Хирург хотел подняться с коленей и броситься к открытому окошку, но что-то более сильное, чем страх смерти, чем чувство самосохранения, остановило его. Он неловко попятился назад и, не сводя глаз с блестевшей, отлакированной поверхности бомбы, тихо, но настойчиво сказал:
— Товарищи, если не взорвемся, давайте скорее вынесем отсюда раненого.
И этот негромкий, но очень четкий голос врача успокоил сестру.
Замполит, в первую секунду растерявшийся от сильного удара и грохота бомбы, уже овладел собой. Смерть, которую он десятки раз видел рядом с собой, опять догоняла его и лежала вот тут, у самых его ног, готовая выскочить, вырваться из этой огромной чугунной чушки. Холодок пробежал по его спине. Он наблюдающим взором глядел на бомбу, на ее белый ударник, на полированное, объеденное желтой каймой брюхо. Бомба молчала. Молчала и смерть, сидевшая в ней.
«Не торопится, стерва!» — подумал замполит и, помогая сестре и хирургу, поднимавшим носилки, заковылял вперед к выходу.
Это была самая тревожная и страшная минута.

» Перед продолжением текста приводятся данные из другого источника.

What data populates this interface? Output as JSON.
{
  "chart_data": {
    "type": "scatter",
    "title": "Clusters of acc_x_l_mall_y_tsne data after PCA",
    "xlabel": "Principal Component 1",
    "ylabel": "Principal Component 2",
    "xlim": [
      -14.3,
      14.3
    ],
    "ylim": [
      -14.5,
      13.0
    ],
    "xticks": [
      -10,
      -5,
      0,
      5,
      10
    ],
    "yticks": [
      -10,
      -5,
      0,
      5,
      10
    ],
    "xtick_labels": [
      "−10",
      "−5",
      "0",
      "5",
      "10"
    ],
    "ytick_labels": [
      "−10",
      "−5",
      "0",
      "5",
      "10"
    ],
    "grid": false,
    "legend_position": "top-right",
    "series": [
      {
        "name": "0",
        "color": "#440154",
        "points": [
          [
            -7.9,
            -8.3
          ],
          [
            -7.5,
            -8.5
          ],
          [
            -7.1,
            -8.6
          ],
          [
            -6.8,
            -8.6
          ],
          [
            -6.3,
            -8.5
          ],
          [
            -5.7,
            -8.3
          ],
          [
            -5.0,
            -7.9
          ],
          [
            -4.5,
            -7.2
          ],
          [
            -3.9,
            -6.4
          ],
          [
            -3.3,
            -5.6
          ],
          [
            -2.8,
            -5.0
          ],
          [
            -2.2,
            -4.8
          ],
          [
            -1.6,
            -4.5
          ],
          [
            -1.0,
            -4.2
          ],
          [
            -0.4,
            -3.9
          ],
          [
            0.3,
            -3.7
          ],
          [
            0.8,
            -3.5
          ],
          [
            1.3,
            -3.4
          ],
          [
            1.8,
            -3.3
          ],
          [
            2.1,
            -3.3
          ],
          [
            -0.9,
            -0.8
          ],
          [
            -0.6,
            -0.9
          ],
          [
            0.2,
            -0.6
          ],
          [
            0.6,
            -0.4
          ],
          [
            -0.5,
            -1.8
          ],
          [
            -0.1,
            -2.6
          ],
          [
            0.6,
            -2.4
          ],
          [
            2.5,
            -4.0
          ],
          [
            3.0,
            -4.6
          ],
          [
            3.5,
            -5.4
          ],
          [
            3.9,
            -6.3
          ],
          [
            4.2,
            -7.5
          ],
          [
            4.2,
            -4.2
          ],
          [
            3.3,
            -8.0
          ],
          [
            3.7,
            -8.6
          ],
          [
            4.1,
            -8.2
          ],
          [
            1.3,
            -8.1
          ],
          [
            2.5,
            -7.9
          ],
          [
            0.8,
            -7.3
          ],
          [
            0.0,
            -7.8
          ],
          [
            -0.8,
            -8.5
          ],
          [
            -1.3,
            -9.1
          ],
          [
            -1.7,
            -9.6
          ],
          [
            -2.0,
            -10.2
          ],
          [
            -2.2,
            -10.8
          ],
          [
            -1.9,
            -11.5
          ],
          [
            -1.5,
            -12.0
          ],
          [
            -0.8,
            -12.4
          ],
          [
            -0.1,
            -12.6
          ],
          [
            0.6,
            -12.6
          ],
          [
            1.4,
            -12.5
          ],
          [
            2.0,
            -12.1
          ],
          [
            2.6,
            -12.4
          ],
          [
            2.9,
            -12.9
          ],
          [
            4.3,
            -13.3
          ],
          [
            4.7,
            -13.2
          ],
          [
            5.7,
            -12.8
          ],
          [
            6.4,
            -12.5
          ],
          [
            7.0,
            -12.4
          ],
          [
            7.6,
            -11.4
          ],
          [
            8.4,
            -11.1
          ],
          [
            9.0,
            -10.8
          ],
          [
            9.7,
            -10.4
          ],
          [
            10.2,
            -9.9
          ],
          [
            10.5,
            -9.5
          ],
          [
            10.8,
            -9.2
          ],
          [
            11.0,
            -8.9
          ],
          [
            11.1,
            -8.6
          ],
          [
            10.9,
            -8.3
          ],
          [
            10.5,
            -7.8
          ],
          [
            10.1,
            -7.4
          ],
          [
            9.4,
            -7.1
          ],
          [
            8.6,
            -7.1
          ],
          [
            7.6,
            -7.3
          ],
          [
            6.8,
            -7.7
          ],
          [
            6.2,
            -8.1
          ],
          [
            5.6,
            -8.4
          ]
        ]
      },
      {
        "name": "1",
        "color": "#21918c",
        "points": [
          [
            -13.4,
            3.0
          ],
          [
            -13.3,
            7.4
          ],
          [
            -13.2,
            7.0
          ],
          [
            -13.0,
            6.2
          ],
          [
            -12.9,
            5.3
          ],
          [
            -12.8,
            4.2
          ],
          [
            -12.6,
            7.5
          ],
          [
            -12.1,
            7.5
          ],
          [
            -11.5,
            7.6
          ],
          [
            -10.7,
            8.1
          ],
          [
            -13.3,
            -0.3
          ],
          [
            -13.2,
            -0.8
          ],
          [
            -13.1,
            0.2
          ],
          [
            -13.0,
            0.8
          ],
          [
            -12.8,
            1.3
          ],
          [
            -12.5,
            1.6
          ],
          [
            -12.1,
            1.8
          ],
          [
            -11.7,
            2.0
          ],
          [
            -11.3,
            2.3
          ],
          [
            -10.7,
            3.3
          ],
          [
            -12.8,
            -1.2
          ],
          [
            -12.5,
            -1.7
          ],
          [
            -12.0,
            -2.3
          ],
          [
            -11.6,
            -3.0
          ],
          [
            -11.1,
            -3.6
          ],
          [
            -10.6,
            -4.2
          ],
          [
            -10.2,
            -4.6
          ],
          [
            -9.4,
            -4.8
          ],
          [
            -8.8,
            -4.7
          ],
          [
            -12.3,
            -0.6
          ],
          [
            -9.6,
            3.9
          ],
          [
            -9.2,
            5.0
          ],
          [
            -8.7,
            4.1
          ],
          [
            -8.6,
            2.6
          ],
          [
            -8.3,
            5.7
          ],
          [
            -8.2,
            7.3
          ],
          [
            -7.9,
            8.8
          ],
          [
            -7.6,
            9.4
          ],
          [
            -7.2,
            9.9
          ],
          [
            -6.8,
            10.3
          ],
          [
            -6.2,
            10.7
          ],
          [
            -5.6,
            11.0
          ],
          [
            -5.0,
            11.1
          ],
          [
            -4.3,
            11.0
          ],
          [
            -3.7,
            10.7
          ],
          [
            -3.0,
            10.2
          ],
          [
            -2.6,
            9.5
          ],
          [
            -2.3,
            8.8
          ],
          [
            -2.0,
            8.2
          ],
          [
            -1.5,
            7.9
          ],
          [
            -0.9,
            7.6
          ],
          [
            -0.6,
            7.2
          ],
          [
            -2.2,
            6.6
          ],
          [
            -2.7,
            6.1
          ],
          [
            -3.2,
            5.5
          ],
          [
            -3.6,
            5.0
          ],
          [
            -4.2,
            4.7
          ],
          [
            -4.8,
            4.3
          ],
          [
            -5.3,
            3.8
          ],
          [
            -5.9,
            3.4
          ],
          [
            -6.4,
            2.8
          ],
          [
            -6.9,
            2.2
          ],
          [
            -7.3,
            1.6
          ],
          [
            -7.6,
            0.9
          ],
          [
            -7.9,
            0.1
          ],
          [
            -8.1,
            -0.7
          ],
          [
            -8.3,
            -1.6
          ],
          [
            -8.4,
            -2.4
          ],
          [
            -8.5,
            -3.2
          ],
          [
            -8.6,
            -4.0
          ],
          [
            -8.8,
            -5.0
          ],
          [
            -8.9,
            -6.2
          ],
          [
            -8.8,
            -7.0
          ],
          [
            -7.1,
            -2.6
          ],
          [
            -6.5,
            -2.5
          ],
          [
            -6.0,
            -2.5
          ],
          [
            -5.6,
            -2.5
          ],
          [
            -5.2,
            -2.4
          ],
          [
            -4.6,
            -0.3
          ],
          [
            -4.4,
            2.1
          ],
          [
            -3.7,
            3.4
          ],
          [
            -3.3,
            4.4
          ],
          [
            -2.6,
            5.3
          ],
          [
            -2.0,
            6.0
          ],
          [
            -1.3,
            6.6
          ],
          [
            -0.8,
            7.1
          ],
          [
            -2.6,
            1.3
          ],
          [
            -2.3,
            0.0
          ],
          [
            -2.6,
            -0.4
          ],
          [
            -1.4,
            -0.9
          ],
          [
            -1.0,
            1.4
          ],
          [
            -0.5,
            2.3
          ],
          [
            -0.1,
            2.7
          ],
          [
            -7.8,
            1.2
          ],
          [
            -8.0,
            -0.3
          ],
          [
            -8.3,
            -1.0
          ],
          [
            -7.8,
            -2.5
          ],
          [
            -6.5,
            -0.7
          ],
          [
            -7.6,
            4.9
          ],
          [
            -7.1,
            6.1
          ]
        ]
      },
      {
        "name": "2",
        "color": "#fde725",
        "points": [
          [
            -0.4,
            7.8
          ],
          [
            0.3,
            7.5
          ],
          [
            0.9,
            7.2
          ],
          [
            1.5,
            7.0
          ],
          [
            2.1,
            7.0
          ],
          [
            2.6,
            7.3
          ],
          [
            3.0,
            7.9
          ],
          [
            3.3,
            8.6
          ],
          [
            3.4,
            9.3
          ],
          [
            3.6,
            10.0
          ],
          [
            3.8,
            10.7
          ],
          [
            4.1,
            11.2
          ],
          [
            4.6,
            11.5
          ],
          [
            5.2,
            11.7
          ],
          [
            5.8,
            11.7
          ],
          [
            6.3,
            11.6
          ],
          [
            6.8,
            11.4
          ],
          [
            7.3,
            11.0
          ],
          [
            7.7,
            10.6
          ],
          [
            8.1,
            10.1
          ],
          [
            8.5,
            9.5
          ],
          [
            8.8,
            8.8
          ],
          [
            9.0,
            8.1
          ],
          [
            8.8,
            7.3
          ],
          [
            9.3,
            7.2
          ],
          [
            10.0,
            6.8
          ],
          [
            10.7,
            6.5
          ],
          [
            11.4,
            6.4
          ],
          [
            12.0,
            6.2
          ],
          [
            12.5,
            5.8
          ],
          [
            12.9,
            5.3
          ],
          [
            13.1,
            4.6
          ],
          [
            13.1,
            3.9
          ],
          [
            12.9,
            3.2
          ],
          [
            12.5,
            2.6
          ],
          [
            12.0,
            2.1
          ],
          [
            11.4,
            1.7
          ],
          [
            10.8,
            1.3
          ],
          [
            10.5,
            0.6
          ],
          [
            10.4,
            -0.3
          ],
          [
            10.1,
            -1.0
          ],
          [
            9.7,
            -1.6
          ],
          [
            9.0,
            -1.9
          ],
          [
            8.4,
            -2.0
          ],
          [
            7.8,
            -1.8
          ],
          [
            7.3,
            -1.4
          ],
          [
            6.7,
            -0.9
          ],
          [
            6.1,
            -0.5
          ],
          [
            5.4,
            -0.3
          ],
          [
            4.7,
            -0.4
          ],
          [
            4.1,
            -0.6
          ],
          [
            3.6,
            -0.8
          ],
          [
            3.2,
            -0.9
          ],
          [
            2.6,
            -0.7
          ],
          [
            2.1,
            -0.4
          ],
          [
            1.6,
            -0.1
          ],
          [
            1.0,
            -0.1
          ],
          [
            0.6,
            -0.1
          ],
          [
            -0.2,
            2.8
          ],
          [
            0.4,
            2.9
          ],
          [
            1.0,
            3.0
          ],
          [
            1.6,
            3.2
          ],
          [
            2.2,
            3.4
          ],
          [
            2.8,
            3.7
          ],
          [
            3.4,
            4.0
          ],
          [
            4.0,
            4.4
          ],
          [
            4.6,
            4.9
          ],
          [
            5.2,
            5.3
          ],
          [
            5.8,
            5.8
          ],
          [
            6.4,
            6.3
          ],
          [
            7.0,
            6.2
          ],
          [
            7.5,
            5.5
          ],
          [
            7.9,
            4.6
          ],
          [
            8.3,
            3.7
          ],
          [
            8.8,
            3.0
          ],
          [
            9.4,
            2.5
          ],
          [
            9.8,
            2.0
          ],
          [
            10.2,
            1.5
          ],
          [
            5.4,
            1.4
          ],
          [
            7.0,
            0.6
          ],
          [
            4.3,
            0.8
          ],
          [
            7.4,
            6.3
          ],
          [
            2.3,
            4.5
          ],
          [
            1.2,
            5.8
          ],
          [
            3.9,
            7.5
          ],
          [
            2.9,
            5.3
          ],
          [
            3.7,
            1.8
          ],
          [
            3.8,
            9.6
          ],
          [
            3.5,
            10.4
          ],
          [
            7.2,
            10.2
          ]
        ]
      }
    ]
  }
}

Когда вынесли во двор носилки, в воздухе уже было тихо. За селом догорал сбитый «юнкерс», а над двумя хатами, стоявшими у моста, бесновалось пламя.
— Все вон, подальше от операционной!.. Там бомба!.. — прокричал хирург вылезавшим ему навстречу из щелей людям и, не закончив фразы, повернулся и побежал обратно в избу.
У двери его встретил спешивший из хаты замполит.
— Настоящий ты казак, друг Паша! — обнимая хирурга, взволнованно сказал Кандыба.
Так началась их дружба.
Вывезенная за околицу бомба вскоре взорвалась на болоте.
Через несколько дней их вызвали в фронтовой эвакопункт. Такие вызовы были довольно часты, и хирург захватил с собой на всякий случай двухнедельный отчет по госпиталю, но тихо и странно посмеивавшийся в усы замполит несколько удивлял его.
— Чему ты улыбаешься? — раза два спросил он Кандыбу, но подполковник только хитро поглядывал на него.
В ФЭП они приехали с небольшим опозданием, и их направили в густой вишневый сад, где уже выстраивалось человек пятнадцать врачей, сестер и санитаров.
— Сюда, сюда, становитесь, товарищи, на фланге! — пробегая мимо них, крикнул им адъютант и поспешил к калитке, в которой в окружении старших офицеров показался генерал Ибрагимов, начальник медслужбы фронта.
Едва только друзья успели пристроиться к шеренге, как звонкая команда «Смирно» и рапорт дежурного офицера раздались в воздухе.
Приняв рапорт, генерал поздоровался с людьми, прошелся вдоль строя и коротко сказал:
— Товарищи! Времени у нас мало, буду краток. От лица службы благодарю вас за прекрасную работу и поздравляю с высокой наградой!
Он сделал знак, и адъютант стал громко вычитывать фамилии.
— Младший лейтенант медслужбы Львова!
— Ефрейтор Сашин!
— Старший лейтенант Петров!
Из шеренги выходили вызываемые люди, и генерал, пожимая им руки, передавал маленькие коробочки.
— Служу Советскому Союзу! — громко и торжественно отвечали они и отходили обратно в строй.
— Майор Степанов! — вдруг отчетливо произнес адъютант.
И хирург, вытолкнутый из шеренги, неуверенно, совсем по-штатски пошел к генералу.